In contrast with the midterms of a year ago, the president is now in an acutely dangerous position. A year ago, there was the option of placing himself above the daily conflict with an eye toward advancing, and possibly transcending, the national agenda. Now the theme will be survival.
Although the symbolism of the result of these July 2010 elections will be enormous, electoral history is not written until it is written. As recently illustrated by the antagonism among PRI contingencies in the Legislature (each representing the interests of opposing pre candidates), nothing is ensured for anyone in this game, nor should anyone underestimate the complexity of the other. The perception of a poor government has made it very difficult for the PAN to maintain the presidency, but this is not an absolute. Nonetheless, given the experience of these past few years, it appears reasonable to suppose that if the president does not modify his strategy, his principal legacy will be exactly the opposite of that of Fox: to return the presidential sash to the PRI.
The choice is clear: find the guilty parties, or construct a new strategy. If he opts to search for scapegoats, the sky is the limit. The alternative of devising a new strategy does not guarantee victory for the PAN, but it does confer upon the president the possibility of bequeathing a legacy that transcends the necessary but interminable war against the narco. Will he be able to recognize errors, convoke political forces, and salvage whatever is possible of political civility?

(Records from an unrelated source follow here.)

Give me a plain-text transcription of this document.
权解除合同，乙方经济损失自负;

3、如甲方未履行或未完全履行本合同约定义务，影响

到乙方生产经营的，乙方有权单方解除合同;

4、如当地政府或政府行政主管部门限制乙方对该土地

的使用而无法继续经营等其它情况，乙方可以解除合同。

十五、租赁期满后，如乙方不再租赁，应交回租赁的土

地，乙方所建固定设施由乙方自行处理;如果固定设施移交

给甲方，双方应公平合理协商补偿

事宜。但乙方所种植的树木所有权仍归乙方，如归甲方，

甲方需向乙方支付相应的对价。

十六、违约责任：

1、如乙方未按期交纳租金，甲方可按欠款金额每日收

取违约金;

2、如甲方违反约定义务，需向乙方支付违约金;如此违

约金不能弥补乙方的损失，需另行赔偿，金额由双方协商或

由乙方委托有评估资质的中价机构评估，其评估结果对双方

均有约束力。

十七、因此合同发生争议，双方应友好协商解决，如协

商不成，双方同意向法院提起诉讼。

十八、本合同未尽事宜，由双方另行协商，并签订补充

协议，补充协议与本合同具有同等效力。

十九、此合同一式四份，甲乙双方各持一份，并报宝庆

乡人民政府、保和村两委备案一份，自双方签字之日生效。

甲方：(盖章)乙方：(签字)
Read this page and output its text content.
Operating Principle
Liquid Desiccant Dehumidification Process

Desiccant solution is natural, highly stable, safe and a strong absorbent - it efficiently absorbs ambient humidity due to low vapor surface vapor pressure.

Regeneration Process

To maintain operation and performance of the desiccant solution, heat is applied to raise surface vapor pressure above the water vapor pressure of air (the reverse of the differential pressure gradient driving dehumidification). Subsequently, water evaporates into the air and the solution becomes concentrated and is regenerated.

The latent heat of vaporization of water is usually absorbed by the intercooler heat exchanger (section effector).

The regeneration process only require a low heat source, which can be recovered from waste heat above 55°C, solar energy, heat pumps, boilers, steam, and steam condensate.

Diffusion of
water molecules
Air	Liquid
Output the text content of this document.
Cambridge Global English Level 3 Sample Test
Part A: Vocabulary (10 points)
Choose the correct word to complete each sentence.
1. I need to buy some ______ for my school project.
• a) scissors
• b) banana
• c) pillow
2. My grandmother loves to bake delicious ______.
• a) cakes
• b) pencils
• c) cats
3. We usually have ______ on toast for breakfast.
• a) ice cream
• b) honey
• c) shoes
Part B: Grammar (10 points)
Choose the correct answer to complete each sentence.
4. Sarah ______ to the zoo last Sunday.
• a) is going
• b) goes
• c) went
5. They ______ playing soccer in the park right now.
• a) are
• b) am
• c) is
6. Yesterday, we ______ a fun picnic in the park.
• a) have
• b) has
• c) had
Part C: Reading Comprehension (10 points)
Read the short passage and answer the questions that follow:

In the scenario of construction and the search for agreements, minimal though they be, it would be mandatory for the government to redefine its objectives; develop an ambitious strategy for transforming communications into an instrument of governing; rethink its team, above all in what concerns political operations; and focalize its efforts. In first place, it would need to define its priorities, no longer in the abstract manner of a beginning term-of-office, but rather, in that of what remains of an administration that, after four years, has few results to show.
The experience of Nelson Mandela in South Africa is exceedingly eloquent: what Mexico needs is reconciliation, to leave the past in the past, and to begin to look ahead. The basic question is whether the government will continue to be guided by phobias, or by the desire to build the future.
The position of the government is not lost. Today, six weeks prior to the elections, it can begin to consolidate an action and civility pact for the post-election stage. It can also initiate agreements for damage control and for facilitating the growth of its own contingencies in the next few months. Its problem is one of strategy, but also of attitude. Both are crucial at this time.